Charter owner charged over sophisticated ‘black flight’
Lloyd Jones |
People-smuggling charges have been laid against an air-charter operator after two fugitives were allegedly flown to Indonesia on a lucrative “black flight” deal.
Australian Federal Police charged the man on Wednesday after executing search warrants in southeast and central Queensland.
The man was the owner of a central Queensland aviation company and co-ordinated a network of flights to move the men from NSW to Indonesia, Detective Superintendent Adrian Telfer said on Thursday.
The final flight out of Australia was on November 17, with the aircraft operating as a black flight out of Port Stewart in far-north Queensland with its transponder deactivated, he said.
The flight allegedly landed in Merauke, South Papua, where Indonesian officials detained the two pilots – an Australian and an Indonesian – and the two undeclared passengers.
The two passengers were wanted in NSW.
One, aged 34, was wanted over two outstanding arrest warrants for kidnapping offences, NSW Police said.
The other, aged 35, was sought on two outstanding arrest warrants including for the supply of a commercial quantity of drugs.
The AFP alleges the 43-year-old owner of a Rockhampton-based aviation company oversaw the sophisticated people-smuggling operation to help the fugitives escape.
That involved co-ordinating helicopter and fixed-wing flights using different aviation companies over a week to take the men from Orange, in regional NSW, to far-north Queensland.

The AFP raided the man’s Woolshed property in southwest Queensland on Wednesday.

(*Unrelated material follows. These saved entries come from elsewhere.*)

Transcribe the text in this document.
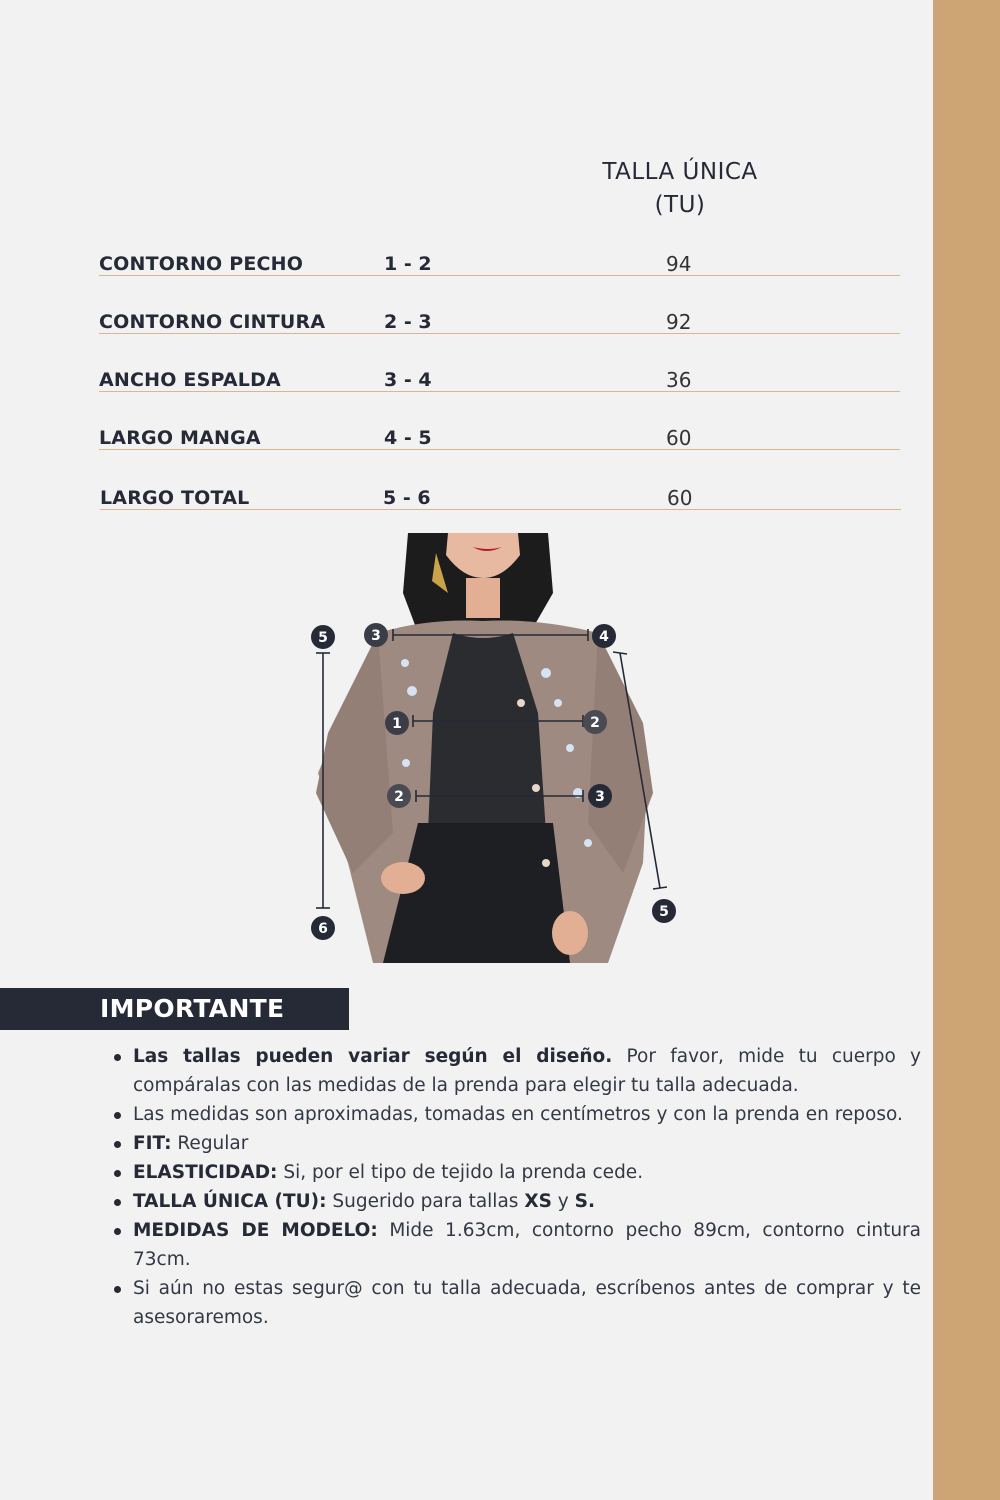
TALLA ÚNICA
(TU)
CONTORNO PECHO	1 - 2	94
CONTORNO CINTURA	2 - 3	92
ANCHO ESPALDA	3 - 4	36
LARGO MANGA	4 - 5	60
LARGO TOTAL	5 - 6	60
5
6
3	4
1	2
2	3
5
IMPORTANTE
Las tallas pueden variar según el diseño. Por favor, mide tu cuerpo y compáralas con las medidas de la prenda para elegir tu talla adecuada.
Las medidas son aproximadas, tomadas en centímetros y con la prenda en reposo.
FIT: Regular
ELASTICIDAD: Si, por el tipo de tejido la prenda cede.
TALLA ÚNICA (TU): Sugerido para tallas XS y S.
MEDIDAS DE MODELO: Mide 1.63cm, contorno pecho 89cm, contorno cintura 73cm.
Si aún no estas segur@ con tu talla adecuada, escríbenos antes de comprar y te asesoraremos.
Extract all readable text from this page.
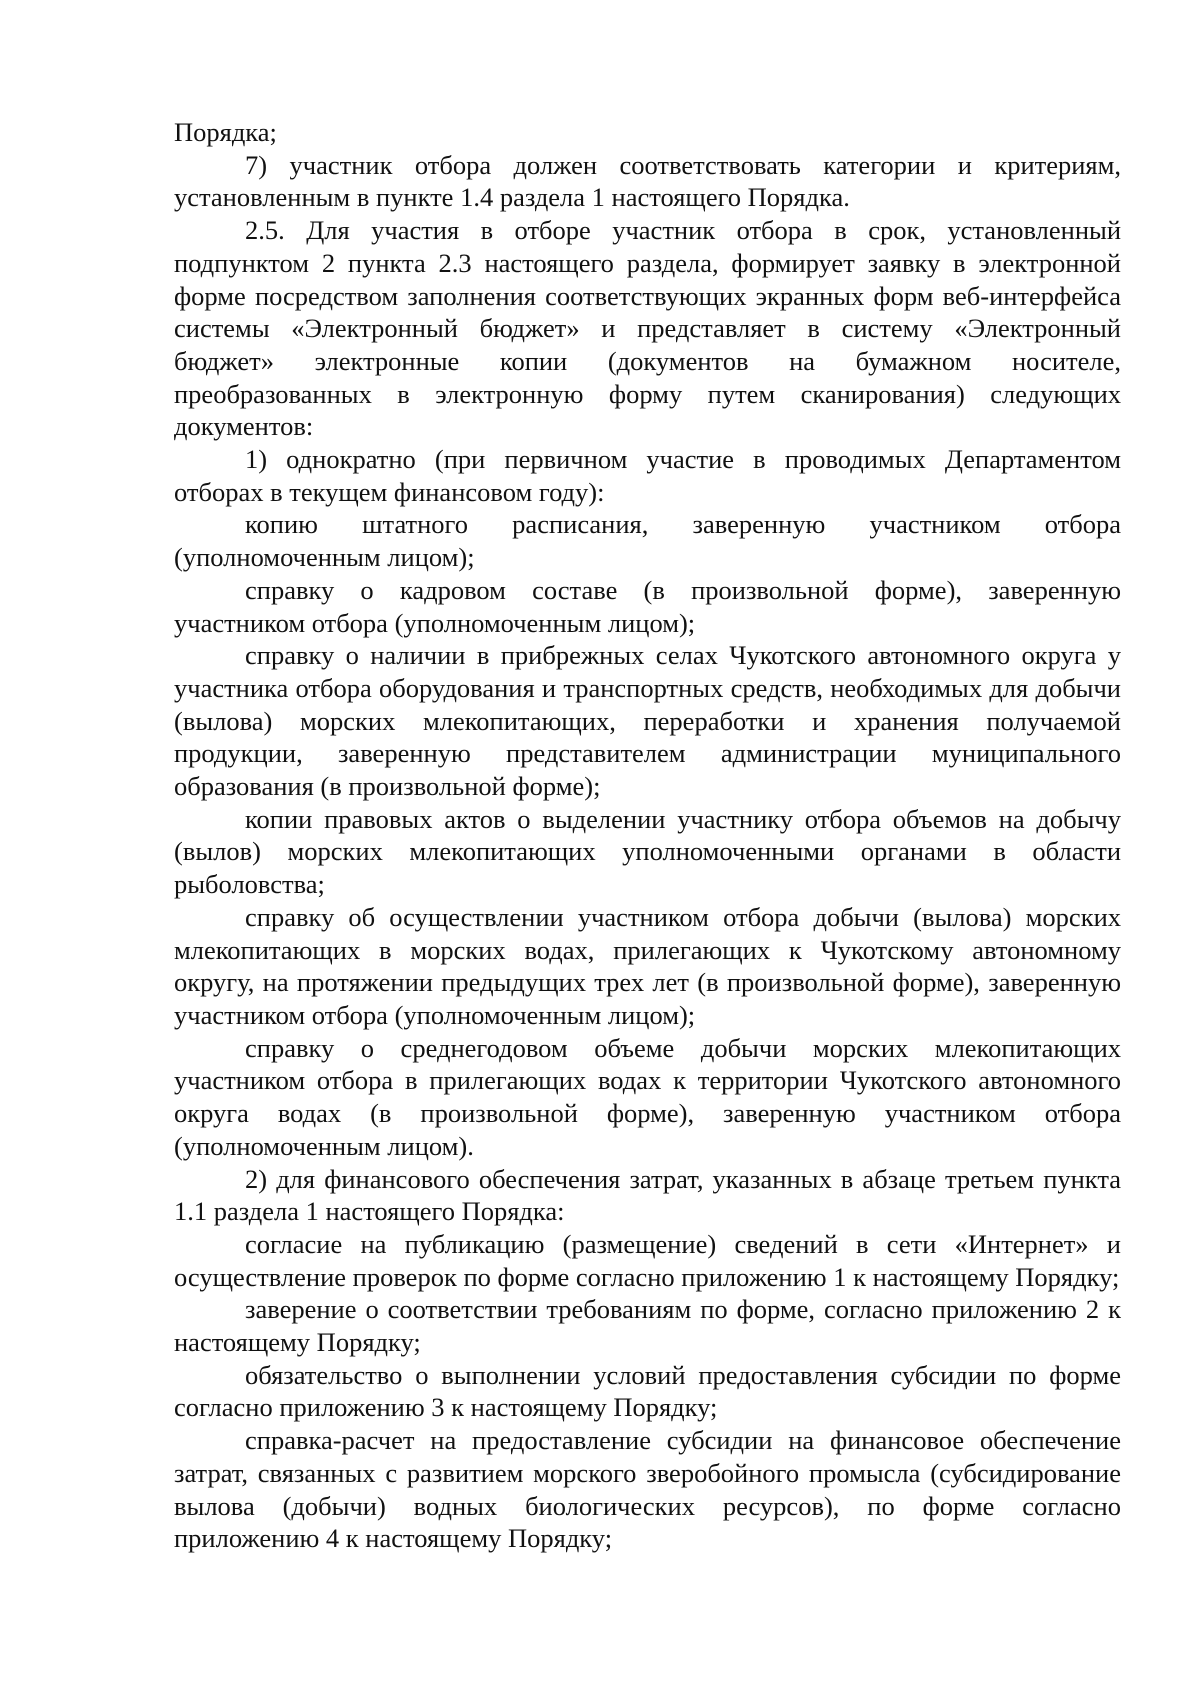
Порядка;

7) участник отбора должен соответствовать категории и критериям, установленным в пункте 1.4 раздела 1 настоящего Порядка.

2.5. Для участия в отборе участник отбора в срок, установленный подпунктом 2 пункта 2.3 настоящего раздела, формирует заявку в электронной форме посредством заполнения соответствующих экранных форм веб-интерфейса системы «Электронный бюджет» и представляет в систему «Электронный бюджет» электронные копии (документов на бумажном носителе, преобразованных в электронную форму путем сканирования) следующих документов:

1) однократно (при первичном участие в проводимых Департаментом отборах в текущем финансовом году):

копию штатного расписания, заверенную участником отбора (уполномоченным лицом);

справку о кадровом составе (в произвольной форме), заверенную участником отбора (уполномоченным лицом);

справку о наличии в прибрежных селах Чукотского автономного округа у участника отбора оборудования и транспортных средств, необходимых для добычи (вылова) морских млекопитающих, переработки и хранения получаемой продукции, заверенную представителем администрации муниципального образования (в произвольной форме);

копии правовых актов о выделении участнику отбора объемов на добычу (вылов) морских млекопитающих уполномоченными органами в области рыболовства;

справку об осуществлении участником отбора добычи (вылова) морских млекопитающих в морских водах, прилегающих к Чукотскому автономному округу, на протяжении предыдущих трех лет (в произвольной форме), заверенную участником отбора (уполномоченным лицом);

справку о среднегодовом объеме добычи морских млекопитающих участником отбора в прилегающих водах к территории Чукотского автономного округа водах (в произвольной форме), заверенную участником отбора (уполномоченным лицом).

2) для финансового обеспечения затрат, указанных в абзаце третьем пункта 1.1 раздела 1 настоящего Порядка:

согласие на публикацию (размещение) сведений в сети «Интернет» и осуществление проверок по форме согласно приложению 1 к настоящему Порядку;

заверение о соответствии требованиям по форме, согласно приложению 2 к настоящему Порядку;

обязательство о выполнении условий предоставления субсидии по форме согласно приложению 3 к настоящему Порядку;

справка-расчет на предоставление субсидии на финансовое обеспечение затрат, связанных с развитием морского зверобойного промысла (субсидирование вылова (добычи) водных биологических ресурсов), по форме согласно приложению 4 к настоящему Порядку;
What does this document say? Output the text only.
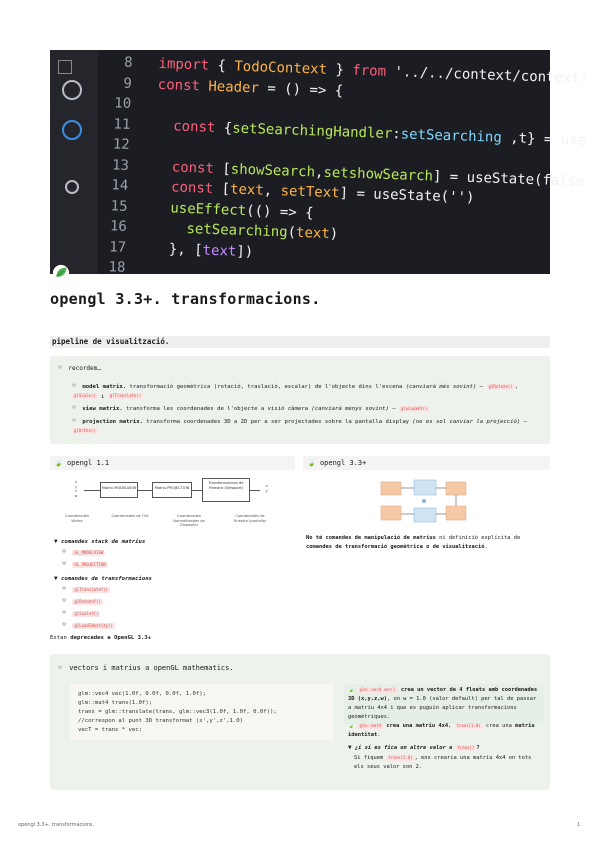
8 import { TodoContext } from '../../context/context'
9 const Header = () => {
10
11  const {setSearchingHandler:setSearching ,t} = use
12
13  const [showSearch,setshowSearch] = useState(false
14  const [text, setText] = useState('')
15  useEffect(() => {
16    setSearching(text)
17  }, [text])
18
opengl 3.3+. transformacions.
pipeline de visualització.
♥ recordem…
♥ model matrix. transformació geomètrica (rotació, traslació, escalar) de l'objecte dins l'escena (canviarà més sovint) – glRotate() , glScale() i glTranslate()
♥ view matrix. transforma les coordenades de l'objecte a visió càmera (canviarà menys sovint) – gluLookAt()
♥ projection matrix. transforma coordenades 3D a 2D per a ser projectades sobre la pantalla display (no es sol canviar la projecció) – glOrtho()
🍃 opengl 1.1
x
y
z
w
Matriu MODELVIEW	Matriu PROJECTION
Transformacions de Finestra (Viewport)	x'
y'
Coordenades Vèrtex
Coordenades de l'Ull	Coordenades Normalitzades de Dispositiu
Coordenades de Finestra (pantalla)
▼ comandes stack de matrius
♥ GL_MODELVIEW
♥ GL_PROJECTION
▼ comandes de transformacions
♥ glTranslatef()
♥ glRotatef()
♥ glScalef()
♥ glLoadIdentity()
Estan deprecades a OpenGL 3.3+
🍃 opengl 3.3+
No té comandes de manipulació de matrius ni definició explícita de comandes de transformació geomètrica o de visualització.
♥ vectors i matrius a openGL mathematics.
glm::vec4 vec(1.0f, 0.0f, 0.0f, 1.0f);
glm::mat4 trans(1.0f);
trans = glm::translate(trans, glm::vec3(1.0f, 1.0f, 0.0f));
//correspon al punt 3D transformat (x',y',z',1.0)
vecT = trans * vec;
🍃 glm::vec4 vec() crea un vector de 4 floats amb coordenades 3D (x,y,z,w), on w = 1.0 (valor default) per tal de passar a matriu 4x4 i que es puguin aplicar transformacions geomètriques.
🍃 glm::mat4 crea una matriu 4x4, trans(1.0) crea una matriu identitat.
▼ ¿i si es fica un altre valor a trans() ?
Si fiquem trans(2.0) , ens crearia una matriu 4x4 on tots els seus valor son 2.
opengl 3.3+. transformacions.	1
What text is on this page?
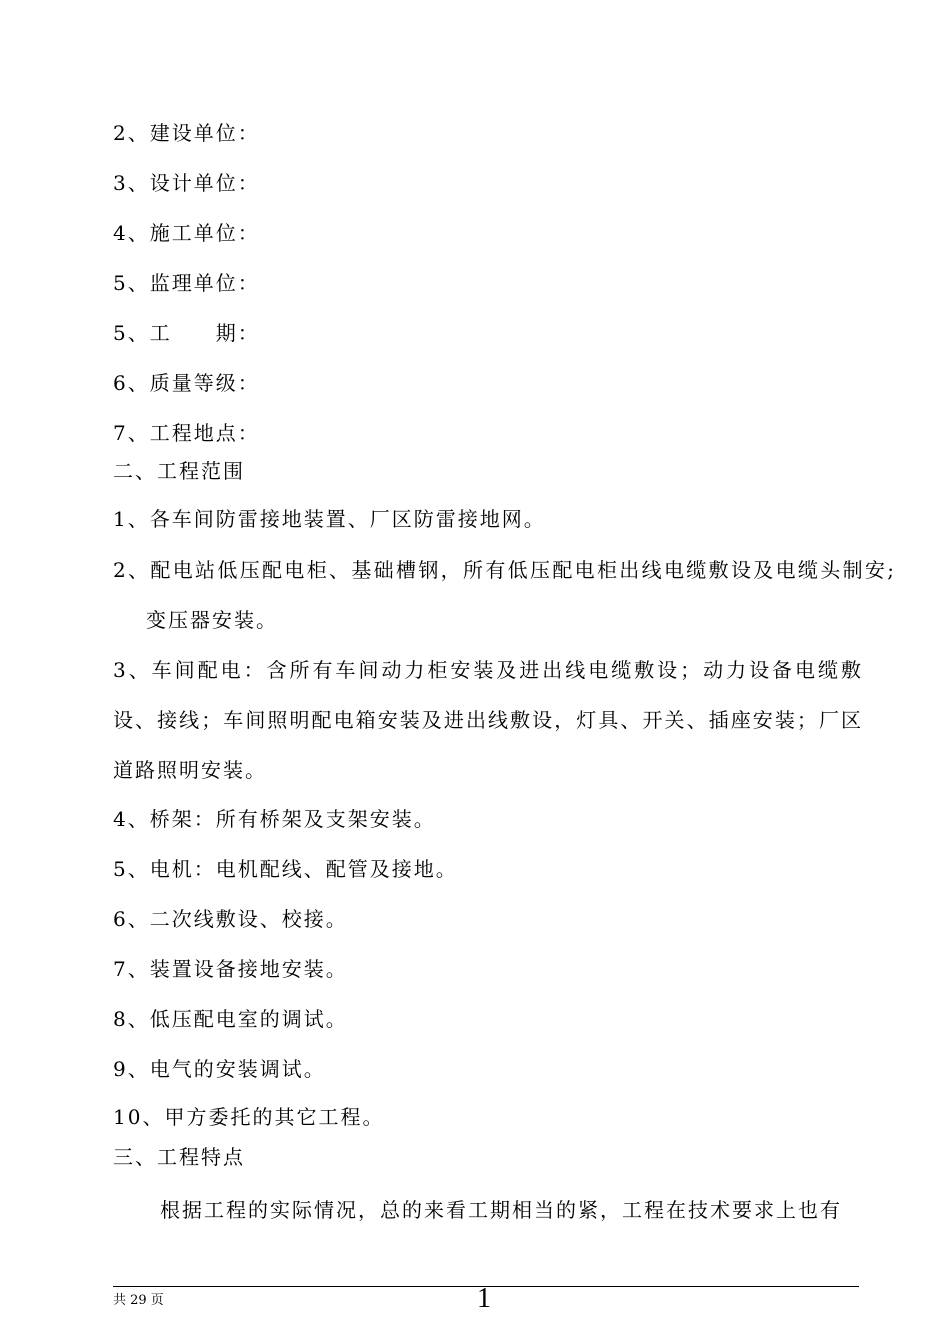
2、建设单位：
3、设计单位：
4、施工单位：
5、监理单位：
5、工　　期：
6、质量等级：
7、工程地点：
二、工程范围
1、各车间防雷接地装置、厂区防雷接地网。
2、配电站低压配电柜、基础槽钢，所有低压配电柜出线电缆敷设及电缆头制安;变压器安装。
3、车间配电：含所有车间动力柜安装及进出线电缆敷设；动力设备电缆敷设、接线；车间照明配电箱安装及进出线敷设，灯具、开关、插座安装；厂区道路照明安装。
4、桥架：所有桥架及支架安装。
5、电机：电机配线、配管及接地。
6、二次线敷设、校接。
7、装置设备接地安装。
8、低压配电室的调试。
9、电气的安装调试。
10、甲方委托的其它工程。
三、工程特点
根据工程的实际情况，总的来看工期相当的紧，工程在技术要求上也有
共 29 页	1
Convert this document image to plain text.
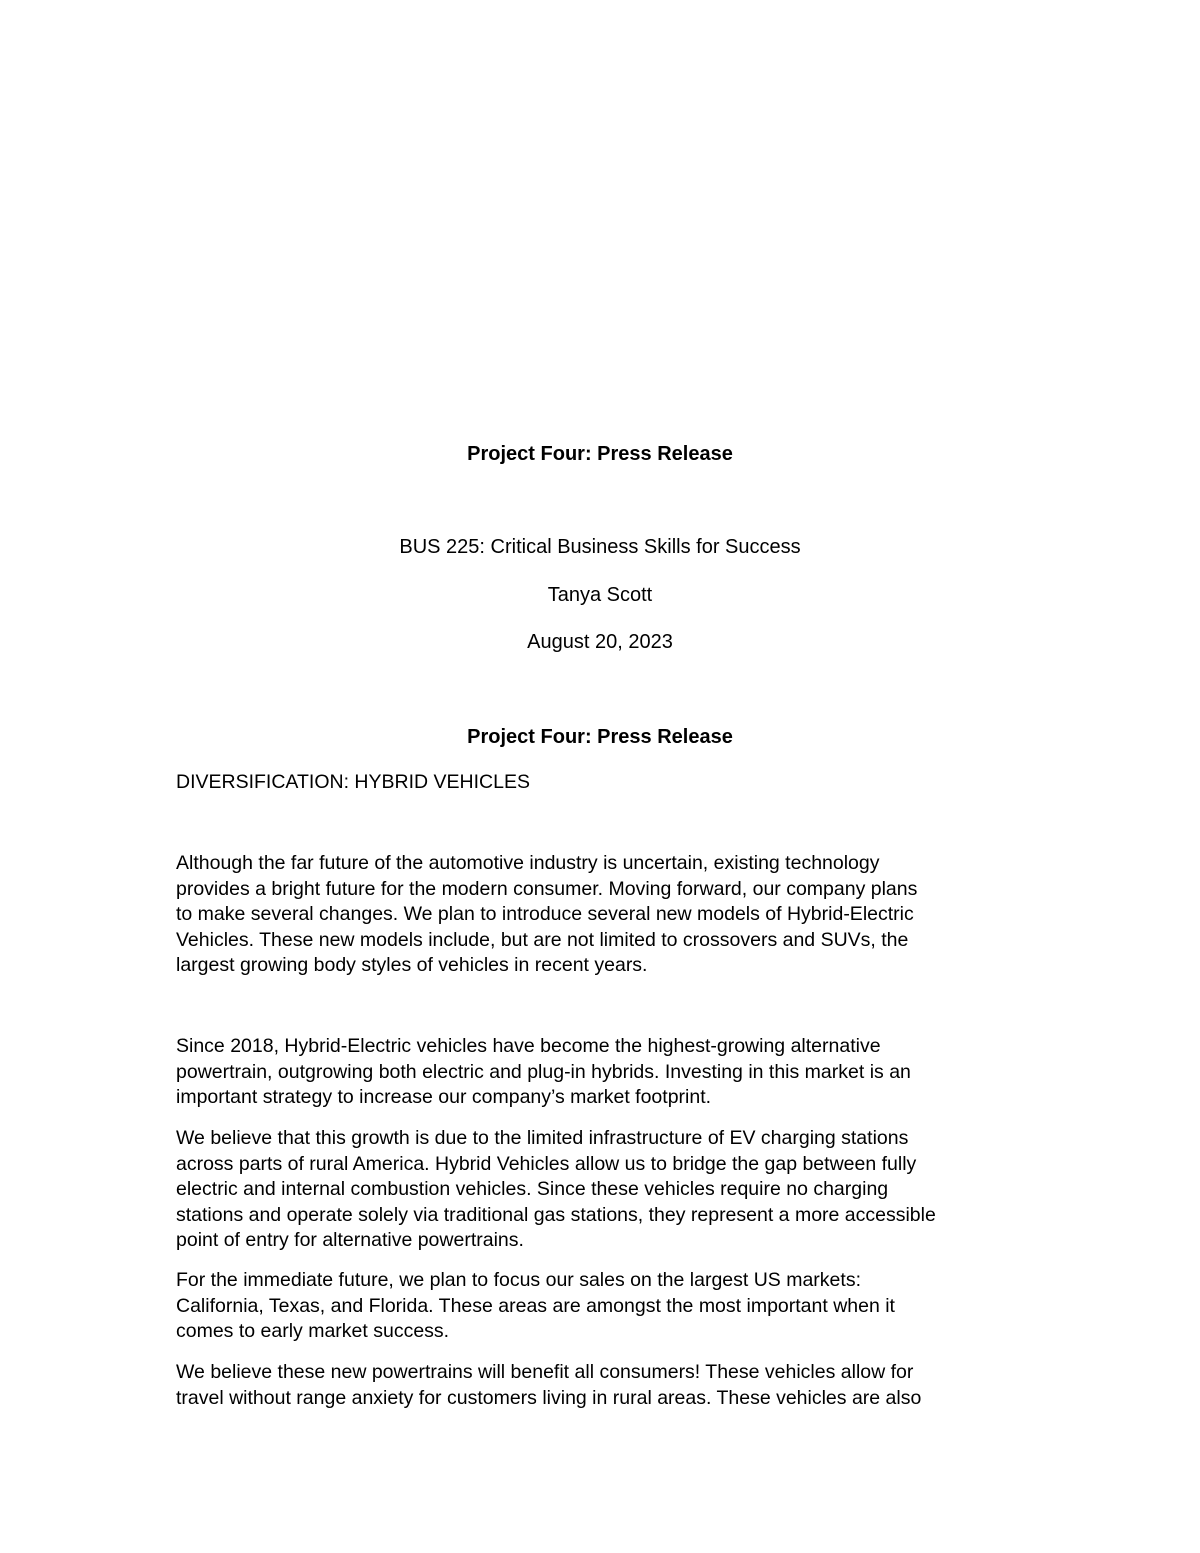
Project Four: Press Release
BUS 225: Critical Business Skills for Success
Tanya Scott
August 20, 2023
Project Four: Press Release
DIVERSIFICATION: HYBRID VEHICLES

Although the far future of the automotive industry is uncertain, existing technology
provides a bright future for the modern consumer. Moving forward, our company plans
to make several changes. We plan to introduce several new models of Hybrid-Electric
Vehicles. These new models include, but are not limited to crossovers and SUVs, the
largest growing body styles of vehicles in recent years.

Since 2018, Hybrid-Electric vehicles have become the highest-growing alternative
powertrain, outgrowing both electric and plug-in hybrids. Investing in this market is an
important strategy to increase our company’s market footprint.

We believe that this growth is due to the limited infrastructure of EV charging stations
across parts of rural America. Hybrid Vehicles allow us to bridge the gap between fully
electric and internal combustion vehicles. Since these vehicles require no charging
stations and operate solely via traditional gas stations, they represent a more accessible
point of entry for alternative powertrains.

For the immediate future, we plan to focus our sales on the largest US markets:
California, Texas, and Florida. These areas are amongst the most important when it
comes to early market success.

We believe these new powertrains will benefit all consumers! These vehicles allow for
travel without range anxiety for customers living in rural areas. These vehicles are also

The people-smuggling charges carry a maximum penalty of 10 years in prison.
The two pilots and the wanted men remain in Indonesia in immigration detention and the AFP is yet to interview them.
The amount of money involved in funding such a complex operation would be “extensive”, Det Supt Telfer said.
Any criminals seeking to take advantage of north Queensland communities should be warned they faced a much stronger law enforcement presence in the region, he said.
“Black flights attempting to exploit the remoteness of north Queensland can try to fly under the radar by turning off transponders, but every time they land and take off at a remote airstrip, they attract attention.”
Aviation company staff should contact police if approached to organise a charter flight that seemed suspicious, Det Supt Telfer said.
The aviation company manager is scheduled to face Ipswich Magistrates Court on Thursday.